Após mais de duas décadas de negociações entre as partes, no dia 17 de janeiro em Assunção no Paraguai, foi assinado o Acordo Provisório sobre Comércio entre a União Europeia (UE) e o Mercosul. O pacto cria a maior zona livre de comércio do mundo, além de zerar taxas de importação de 92% de produtos europeus até 10 anos, e 91% dos latinos em até 15 anos entre as regiões.
No caso do Brasil, por exemplo, o maior produtor de soja, açúcar e café do mundo, as commodities terão as maiores cotas de isenção. Enquanto isso, medicamentos, automóveis, vinhos e queijos europeus terão menor taxação.
Isso, segundo estimativas da Comissão Europeia e do Governo do Brasil, irá refletir em US$169 bilhões para o Mercosul, e crescimento de 0,06% do Produto Interno Bruto (PIB) da União Europeia até 2040.
Porém, a ratificação do acordo, que deve ser votado e aprovado pelo Congresso de cada país do Mercosul (Argentina, Brasil, Paraguai e Uruguai) e pelo Parlamento Europeu, sofre resistência. Quatro dias após a assinatura, os europeus judicializaram o tratado, e no último dia 10, o presidente da França Emmanuel Macron defendeu novamente que se trata de um “mau negócio”.
Essa é a mesma visão de Andy Cita, parisiense no auge de seus 49 anos e trabalhador de uma rede de mercado especializado em produtos locais e biológicos - como os orgânicos são chamados em território europeu. Enquanto arruma as prateleiras e checa se as frutas estão em dia, comenta “é ruim mesmo, sou profundamente contra porque o sistema capitalista que a gente vive faz lucro em cima do bem-estar das pessoas”.

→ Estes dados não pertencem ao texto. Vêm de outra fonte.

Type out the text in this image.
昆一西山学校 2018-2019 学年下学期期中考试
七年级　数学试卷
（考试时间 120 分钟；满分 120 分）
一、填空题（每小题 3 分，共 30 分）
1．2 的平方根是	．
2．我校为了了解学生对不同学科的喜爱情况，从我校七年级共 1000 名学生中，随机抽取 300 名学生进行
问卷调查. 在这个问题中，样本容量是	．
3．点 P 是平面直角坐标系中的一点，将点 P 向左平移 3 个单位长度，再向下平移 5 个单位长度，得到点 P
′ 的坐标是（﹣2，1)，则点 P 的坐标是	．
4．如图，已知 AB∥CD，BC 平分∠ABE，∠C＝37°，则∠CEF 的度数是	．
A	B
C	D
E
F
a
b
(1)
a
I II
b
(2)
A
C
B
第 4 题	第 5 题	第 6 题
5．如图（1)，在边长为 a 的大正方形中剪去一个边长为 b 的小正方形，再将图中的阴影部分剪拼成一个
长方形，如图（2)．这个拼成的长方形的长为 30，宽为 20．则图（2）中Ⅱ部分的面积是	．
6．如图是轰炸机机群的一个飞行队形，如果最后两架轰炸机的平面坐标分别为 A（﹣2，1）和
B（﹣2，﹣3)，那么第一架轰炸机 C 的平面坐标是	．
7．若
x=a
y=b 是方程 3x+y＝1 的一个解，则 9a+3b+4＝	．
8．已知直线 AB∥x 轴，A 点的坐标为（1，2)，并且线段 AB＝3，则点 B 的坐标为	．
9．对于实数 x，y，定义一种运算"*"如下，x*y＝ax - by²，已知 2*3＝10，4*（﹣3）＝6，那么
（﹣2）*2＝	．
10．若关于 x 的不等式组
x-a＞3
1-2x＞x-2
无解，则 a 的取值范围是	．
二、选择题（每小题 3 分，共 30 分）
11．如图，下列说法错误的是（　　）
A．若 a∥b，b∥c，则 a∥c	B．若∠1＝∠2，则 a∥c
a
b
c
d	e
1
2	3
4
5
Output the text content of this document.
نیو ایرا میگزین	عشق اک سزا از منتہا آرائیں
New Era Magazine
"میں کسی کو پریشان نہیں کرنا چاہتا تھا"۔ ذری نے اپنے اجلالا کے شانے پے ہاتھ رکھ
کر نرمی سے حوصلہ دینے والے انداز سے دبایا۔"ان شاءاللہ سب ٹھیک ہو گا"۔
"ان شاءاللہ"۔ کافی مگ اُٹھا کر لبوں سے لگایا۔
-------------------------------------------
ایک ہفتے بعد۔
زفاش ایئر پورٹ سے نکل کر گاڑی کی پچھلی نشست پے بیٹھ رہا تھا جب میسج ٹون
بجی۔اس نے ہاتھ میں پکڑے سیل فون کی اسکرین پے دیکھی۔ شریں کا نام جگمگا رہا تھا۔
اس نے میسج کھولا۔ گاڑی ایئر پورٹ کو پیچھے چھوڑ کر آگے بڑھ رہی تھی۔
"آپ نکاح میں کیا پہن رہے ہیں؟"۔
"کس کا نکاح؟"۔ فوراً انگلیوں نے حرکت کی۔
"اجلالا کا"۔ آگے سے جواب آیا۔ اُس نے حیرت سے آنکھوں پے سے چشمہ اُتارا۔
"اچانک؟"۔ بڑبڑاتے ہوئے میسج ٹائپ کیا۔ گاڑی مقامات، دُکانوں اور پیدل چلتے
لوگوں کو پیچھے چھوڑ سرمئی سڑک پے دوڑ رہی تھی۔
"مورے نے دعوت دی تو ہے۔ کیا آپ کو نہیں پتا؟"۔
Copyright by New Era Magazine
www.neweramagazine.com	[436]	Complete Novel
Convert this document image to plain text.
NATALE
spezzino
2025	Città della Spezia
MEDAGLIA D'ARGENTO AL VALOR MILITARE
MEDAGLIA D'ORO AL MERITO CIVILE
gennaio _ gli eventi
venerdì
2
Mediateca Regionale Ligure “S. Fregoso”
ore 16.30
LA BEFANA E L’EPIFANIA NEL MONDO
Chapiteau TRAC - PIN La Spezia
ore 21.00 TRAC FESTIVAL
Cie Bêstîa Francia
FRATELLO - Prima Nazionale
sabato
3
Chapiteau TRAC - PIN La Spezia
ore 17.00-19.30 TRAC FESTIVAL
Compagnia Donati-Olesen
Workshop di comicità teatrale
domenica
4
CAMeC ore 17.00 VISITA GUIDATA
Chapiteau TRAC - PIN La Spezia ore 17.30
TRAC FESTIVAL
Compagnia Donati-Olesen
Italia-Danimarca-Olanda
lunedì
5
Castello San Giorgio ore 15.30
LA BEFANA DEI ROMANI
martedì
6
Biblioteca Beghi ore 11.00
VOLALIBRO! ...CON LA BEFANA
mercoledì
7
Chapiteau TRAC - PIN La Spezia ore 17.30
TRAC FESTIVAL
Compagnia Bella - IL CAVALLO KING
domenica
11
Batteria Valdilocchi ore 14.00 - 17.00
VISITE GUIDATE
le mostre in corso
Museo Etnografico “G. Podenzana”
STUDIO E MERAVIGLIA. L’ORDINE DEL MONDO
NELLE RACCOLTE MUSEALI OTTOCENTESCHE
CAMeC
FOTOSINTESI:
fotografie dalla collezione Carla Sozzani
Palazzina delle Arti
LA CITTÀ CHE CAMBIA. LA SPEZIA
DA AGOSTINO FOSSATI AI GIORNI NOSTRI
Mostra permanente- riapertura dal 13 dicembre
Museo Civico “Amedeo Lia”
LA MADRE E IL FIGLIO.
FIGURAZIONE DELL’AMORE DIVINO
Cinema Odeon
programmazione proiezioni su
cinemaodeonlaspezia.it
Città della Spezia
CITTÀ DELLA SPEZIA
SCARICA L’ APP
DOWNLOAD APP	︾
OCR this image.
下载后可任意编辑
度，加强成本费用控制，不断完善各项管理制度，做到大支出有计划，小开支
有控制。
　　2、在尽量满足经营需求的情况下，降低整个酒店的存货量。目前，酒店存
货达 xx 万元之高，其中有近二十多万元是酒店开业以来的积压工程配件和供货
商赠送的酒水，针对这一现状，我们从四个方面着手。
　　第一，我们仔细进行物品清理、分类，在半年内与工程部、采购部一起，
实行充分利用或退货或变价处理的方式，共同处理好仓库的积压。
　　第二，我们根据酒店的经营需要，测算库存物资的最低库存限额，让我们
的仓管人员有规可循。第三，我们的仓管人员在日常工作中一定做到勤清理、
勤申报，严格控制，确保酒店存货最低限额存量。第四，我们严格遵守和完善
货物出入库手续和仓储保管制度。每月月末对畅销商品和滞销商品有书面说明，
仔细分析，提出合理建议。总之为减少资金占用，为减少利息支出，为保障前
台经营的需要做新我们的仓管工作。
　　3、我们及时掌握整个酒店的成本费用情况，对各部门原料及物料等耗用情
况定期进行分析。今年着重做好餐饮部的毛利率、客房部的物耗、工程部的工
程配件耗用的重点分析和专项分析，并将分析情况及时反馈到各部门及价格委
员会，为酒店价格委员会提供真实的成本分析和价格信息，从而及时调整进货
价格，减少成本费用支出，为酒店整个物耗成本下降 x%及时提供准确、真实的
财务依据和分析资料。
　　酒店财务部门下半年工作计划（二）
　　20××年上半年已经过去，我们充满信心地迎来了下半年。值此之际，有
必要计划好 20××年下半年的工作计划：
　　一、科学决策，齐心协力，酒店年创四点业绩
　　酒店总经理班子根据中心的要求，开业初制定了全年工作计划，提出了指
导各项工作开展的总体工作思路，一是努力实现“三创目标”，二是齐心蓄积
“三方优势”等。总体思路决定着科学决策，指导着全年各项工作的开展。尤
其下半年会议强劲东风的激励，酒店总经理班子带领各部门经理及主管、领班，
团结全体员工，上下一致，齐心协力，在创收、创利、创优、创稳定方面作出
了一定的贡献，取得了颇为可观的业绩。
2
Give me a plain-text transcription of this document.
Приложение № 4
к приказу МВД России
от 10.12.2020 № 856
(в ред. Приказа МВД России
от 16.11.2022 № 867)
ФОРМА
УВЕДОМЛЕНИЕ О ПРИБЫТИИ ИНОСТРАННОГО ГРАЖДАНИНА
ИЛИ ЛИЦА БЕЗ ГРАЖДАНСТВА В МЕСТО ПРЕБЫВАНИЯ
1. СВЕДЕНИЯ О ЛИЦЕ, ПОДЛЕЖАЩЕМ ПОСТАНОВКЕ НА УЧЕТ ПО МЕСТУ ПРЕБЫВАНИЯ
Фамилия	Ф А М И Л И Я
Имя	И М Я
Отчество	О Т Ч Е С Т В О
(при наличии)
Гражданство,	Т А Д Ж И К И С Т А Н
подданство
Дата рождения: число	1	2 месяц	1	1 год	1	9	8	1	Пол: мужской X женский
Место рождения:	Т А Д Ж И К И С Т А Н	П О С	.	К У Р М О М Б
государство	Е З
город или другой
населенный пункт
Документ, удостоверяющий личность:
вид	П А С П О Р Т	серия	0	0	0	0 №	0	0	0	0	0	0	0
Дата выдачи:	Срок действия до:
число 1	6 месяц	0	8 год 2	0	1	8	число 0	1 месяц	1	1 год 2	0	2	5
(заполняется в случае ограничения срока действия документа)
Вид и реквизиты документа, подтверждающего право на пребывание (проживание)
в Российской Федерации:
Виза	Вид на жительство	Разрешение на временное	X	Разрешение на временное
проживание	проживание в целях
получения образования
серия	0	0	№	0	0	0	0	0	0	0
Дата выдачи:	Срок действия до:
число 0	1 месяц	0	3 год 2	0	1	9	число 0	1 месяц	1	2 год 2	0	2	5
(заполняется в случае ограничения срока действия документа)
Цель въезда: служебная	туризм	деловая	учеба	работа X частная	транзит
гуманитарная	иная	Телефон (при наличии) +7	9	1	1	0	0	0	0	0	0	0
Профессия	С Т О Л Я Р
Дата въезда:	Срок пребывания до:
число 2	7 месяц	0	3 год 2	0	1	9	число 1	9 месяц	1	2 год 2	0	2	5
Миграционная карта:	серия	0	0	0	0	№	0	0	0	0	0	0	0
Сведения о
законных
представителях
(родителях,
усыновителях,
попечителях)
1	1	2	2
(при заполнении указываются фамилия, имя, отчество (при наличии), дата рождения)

“Tínhamos ovos aqui e a gente vendia por 2,79€, mas faz um ano que a gente não tem mais e tem cliente que me pergunta: "Mas senhor, por que você não tem mais ovos? Eram gostosos, e baratos? Eu respondo: Mas senhora, pense, se aqui é esse preço, o agricultor vende por menos ainda, como ele vai viver assim?”, completa o funcionário.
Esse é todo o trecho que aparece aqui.